Dans le site d'information marocain Al-Yaoum 24, le chroniqueur Said El-Zaghouti a récemment écrit : "il n'est pas difficile de remarquer que l'ampleur du port du hijab dans notre monde arabe, et en particulier au Maroc, a connu un recul relatif, et ce recul et ce déclin sont dans une large mesure dus au déclin et au reflux de ce que l'on appelle le courant islamique."

De jeunes Marocaines ont parlé aux médias locaux de la pression sociale, voire du harcèlement, qu'elles doivent subir lorsqu'elles retirent le hijab. Mais cela ne les a apparemment pas dissuadées.

En Tunisie, où le port du hijab était autrefois un acte de défi parce qu'il était interdit par les régimes autocratiques successifs, il est devenu populaire pendant une brève période après le printemps arabe de 2011, mais a commencé à retomber récemment.

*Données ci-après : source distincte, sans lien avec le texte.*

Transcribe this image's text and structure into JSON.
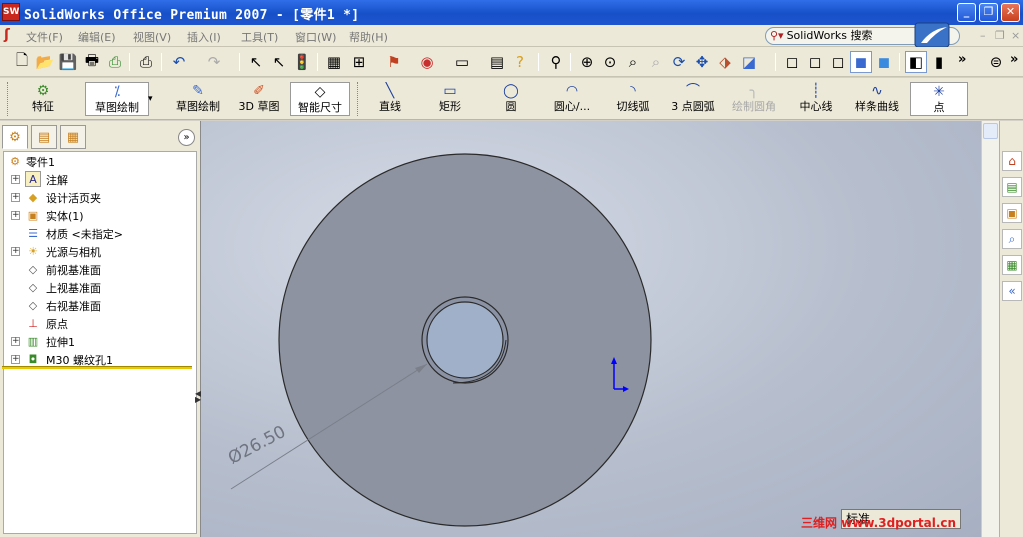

Dans un article de l'Arabic Independent, la journaliste tunisienne Huda Al-Trabulis met en lumière les raisons complexes de l'apparition du hijab dans le pays et de son déclin ultérieur.

Le hijab était autrefois un acte de résistance et d'opposition à la laïcité imposée d'en haut pendant le règne des autocrates de l'après-indépendance, Habib Bourguiba et Zine al-Abidine Ben Ali.

Il est ensuite devenu populaire dans la courte période qui a suivi la révolution de 2011, qui a vu l'arrivée au pouvoir du mouvement islamiste Ennahda, dans la mesure où la femme voilée a été promue comme le modèle à suivre pour le public tunisien.

Mais elle est ensuite tombée en disgrâce, car les parlements successifs dominés par les islamistes n'ont pas réussi à résoudre les nombreux problèmes du pays et la Tunisie a plongé dans une profonde crise économique et politique.

Femme non voilée en concert

Crédit photo, AFP

Légende image, La Tunisie est fortement divisée entre les partisans de la laïcité et ceux de l'islam politique.

En Égypte également, sans doute le berceau du hijab tel que nous le connaissons aujourd'hui, l'apparition et le déclin relatif sont liés à la fortune politique des Frères musulmans.

Les femmes égyptiennes ont commencé à se débarrasser des couvre-chefs traditionnels il y a près d'un siècle et, au milieu du XXe siècle, le voile avait presque complètement disparu.

Mais le hijab a fait sa première réapparition au milieu des années 1970, lorsque le président de l'époque, Anouar el-Sadate, a donné le feu vert aux Frères musulmans pour opérer sur les campus universitaires afin de lutter contre les rivaux politiques de la gauche laïque qui avaient acquis une influence considérable sur la société au cours des décennies précédentes.

La diffusion du hijab s'est poursuivie presque sans relâche jusqu'en 2013, lorsque le président Mohammed Morsi, issu des Frères musulmans, a été chassé du pouvoir.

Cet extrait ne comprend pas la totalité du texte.